Chicago, fin 1929 : la guerre fait rage sur le marché de la viande. Le plus puissant industriel dans ce secteur est Pierpont Mauler, surnommé « le roi de la viande ». Pour se débarrasser de ses concurrents, il les pousse à la faillite en spéculant sur les cours du bétail. Ce krach financier entraîne la crise, le chômage, la pauvreté et la famine. Face à Mauler, Jeanne Dark, membre actif des « chapeaux noirs » (parodie de l’armée du salut) se lance à l’assaut de la misère et de l’égoïsme ambiant avec comme seules armes une foi immense en Dieu et l’espérance de pouvoir tout changer en aidant à la fois « ceux d’en haut comme ceux d’en bas ».

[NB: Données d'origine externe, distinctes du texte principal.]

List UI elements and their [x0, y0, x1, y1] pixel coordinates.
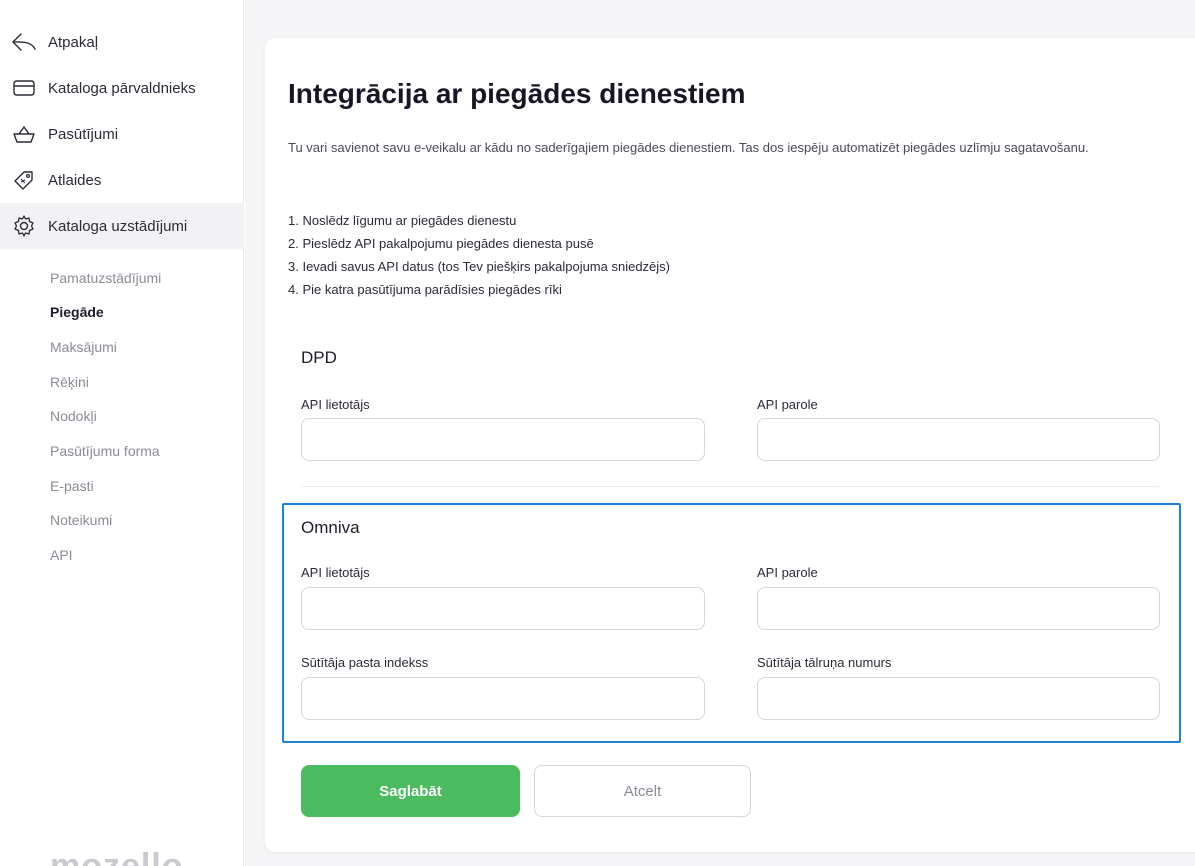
dpd-section-title: DPD [301, 348, 337, 367]
omniva-user-input[interactable] [301, 587, 705, 630]
subnav-delivery[interactable]: Piegāde [50, 304, 104, 320]
dpd-user-label: API lietotājs [301, 397, 370, 412]
omniva-section-title: Omniva [301, 518, 360, 537]
omniva-password-label: API parole [757, 565, 818, 580]
omniva-password-input[interactable] [757, 587, 1160, 630]
dpd-user-input[interactable] [301, 418, 705, 461]
step-item: 1. Noslēdz līgumu ar piegādes dienestu [288, 213, 517, 228]
subnav-taxes[interactable]: Nodokļi [50, 408, 97, 424]
step-item: 2. Pieslēdz API pakalpojumu piegādes die… [288, 236, 594, 251]
step-item: 4. Pie katra pasūtījuma parādīsies piegā… [288, 282, 562, 297]
subnav-terms[interactable]: Noteikumi [50, 512, 112, 528]
subnav-emails[interactable]: E-pasti [50, 478, 94, 494]
logo: mozello [50, 847, 184, 866]
save-button[interactable]: Saglabāt [301, 765, 520, 817]
page-description: Tu vari savienot savu e-veikalu ar kādu … [288, 140, 1089, 155]
nav-orders-label: Pasūtījumi [48, 125, 119, 143]
nav-discounts[interactable]: Atlaides [0, 157, 244, 203]
nav-catalog-settings-label: Kataloga uzstādījumi [48, 217, 188, 235]
nav-catalog-manager[interactable]: Kataloga pārvaldnieks [0, 65, 244, 111]
omniva-postcode-label: Sūtītāja pasta indekss [301, 655, 429, 670]
nav-catalog-manager-label: Kataloga pārvaldnieks [48, 79, 196, 97]
sidebar: Atpakaļ Kataloga pārvaldnieks Pasūtījumi… [0, 0, 244, 866]
cancel-button[interactable]: Atcelt [534, 765, 751, 817]
page-title: Integrācija ar piegādes dienestiem [288, 78, 746, 109]
nav-back[interactable]: Atpakaļ [0, 19, 244, 65]
discount-tag-icon [10, 166, 38, 194]
nav-discounts-label: Atlaides [48, 171, 102, 189]
subnav-order-form[interactable]: Pasūtījumu forma [50, 443, 160, 459]
section-divider [301, 486, 1159, 487]
omniva-postcode-input[interactable] [301, 677, 705, 720]
nav-catalog-settings[interactable]: Kataloga uzstādījumi [0, 203, 244, 249]
subnav-payments[interactable]: Maksājumi [50, 339, 117, 355]
subnav-basic-settings[interactable]: Pamatuzstādījumi [50, 270, 161, 286]
nav-back-label: Atpakaļ [48, 33, 99, 51]
nav-orders[interactable]: Pasūtījumi [0, 111, 244, 157]
step-item: 3. Ievadi savus API datus (tos Tev piešķ… [288, 259, 671, 274]
back-arrow-icon [10, 28, 38, 56]
steps-list: 1. Noslēdz līgumu ar piegādes dienestu 2… [288, 209, 670, 301]
gear-icon [10, 212, 38, 240]
omniva-phone-label: Sūtītāja tālruņa numurs [757, 655, 892, 670]
dpd-password-label: API parole [757, 397, 818, 412]
omniva-user-label: API lietotājs [301, 565, 370, 580]
omniva-phone-input[interactable] [757, 677, 1160, 720]
subnav-api[interactable]: API [50, 547, 73, 563]
folder-icon [10, 74, 38, 102]
basket-icon [10, 120, 38, 148]
subnav-invoices[interactable]: Rēķini [50, 374, 89, 390]
dpd-password-input[interactable] [757, 418, 1160, 461]
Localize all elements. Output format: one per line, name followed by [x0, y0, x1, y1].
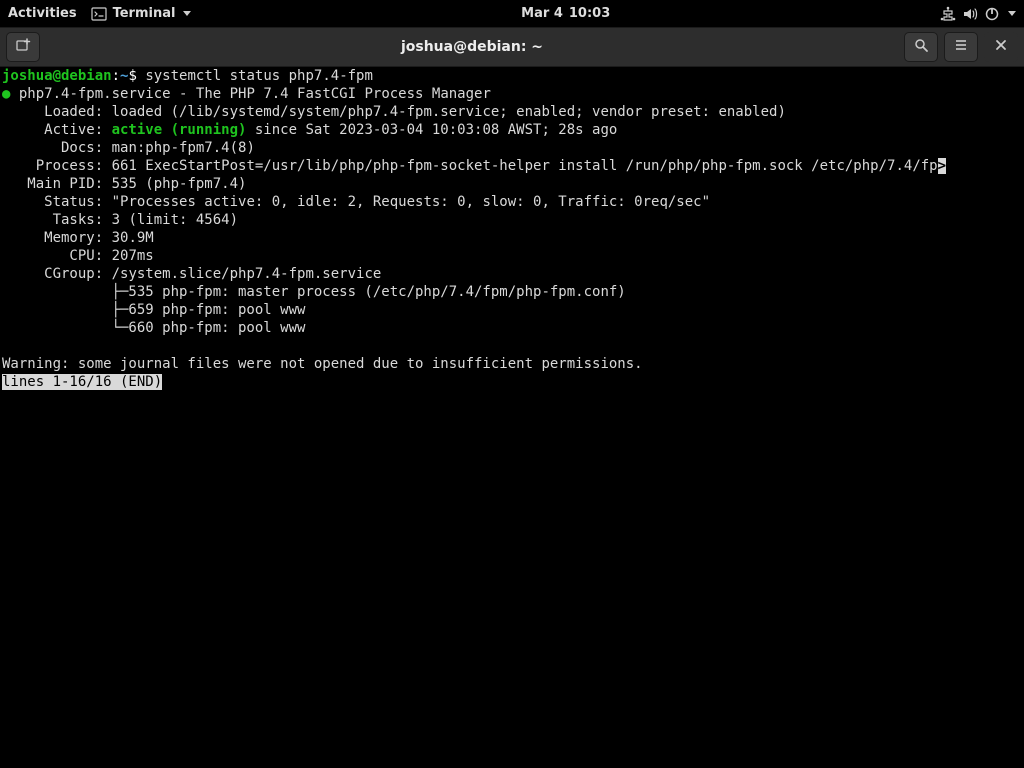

Mais elle est bien vite manipulée par les riches industriels de Chicago qui veulent utiliser la foi chrétienne pour soumettre les ouvriers et les pauvres aux plus basses conditions. Elle décide alors d’épouser la cause ouvrière et rejoint les mouvements de révolte et de grève générale. Mais refusant d’adhérer à la violence, elle ne remplit pas la mission qui lui est confiée et la tentative de grève générale échoue. Les ouvriers sont contraints à nouveau d’accepter une baisse de salaire et des licenciements dus à la fusion des usines.
La pièce achevée en 1932 décrit dans sa version la plus sanglante le monde du capitalisme et de la spéculation boursière qui pousse invariablement le plus riche à être plus riche et le plus pauvreà ne plus pouvoir faire partie du système social.
« Celui qui combat peut perdre, mais celui qui ne combat pas a déjà perdu. » B. Brecht
Sainte Jeanne des abattoirs est un texte dense, baroque où se mélangent à la fois prose, vers libres, alexandrins, chœurs chantés et scandés. Dans ce foisonnement très souvent versifié, le texte épique de Brecht nous apparaît d’une modernité déconcertante où chacun peut s’identifier. Le style dramatique éminemment politique de Brecht nous parle des rapports qu’entretient l’homme avec l’argent, ses déterminations et contradictions politiques et religieuses. Aujourd’hui encore Sainte Jeanne des Abattoirs est tristement d’actualité.
Dans la pièce, le « riche Mauler » veut montrer à Jeanne que : « les pauvre sont mauvais, que c’est de la racaille ». Mais face à cette société installée dans ses valeurs de réussites financières, les pauvres, les exclus, sont tout simplement en réaction : pour exister, il ne leur reste plus que la révolte, la violence. Cette situation engendre inévitablement la montée des extrêmes du fanatisme.
Aujourd’hui encore, dans ce monde basé sur la consommation, la surproduction, la valeur d’un individu s’établit en fonction de son pouvoir d’achat. Aujourd’hui encore, nous sommes en plein dans un système capitaliste qui ne connaît que fusion, spéculation et précarité galopante, système qui nous conduit lentement mais sûrement vers le chaos social. Aujourd’hui encore, deux figures allégoriques (Mauler et Jeanne) s’affrontent : le pouvoir et la misère, la cupidité et le mysticisme, la conscience coupable et l’innocence. Cette dualité existe chez chacun de nous.
Le spectacle nous montre le prix à payer pour changer le monde mais surtout que nous avons le pouvoir de le changer.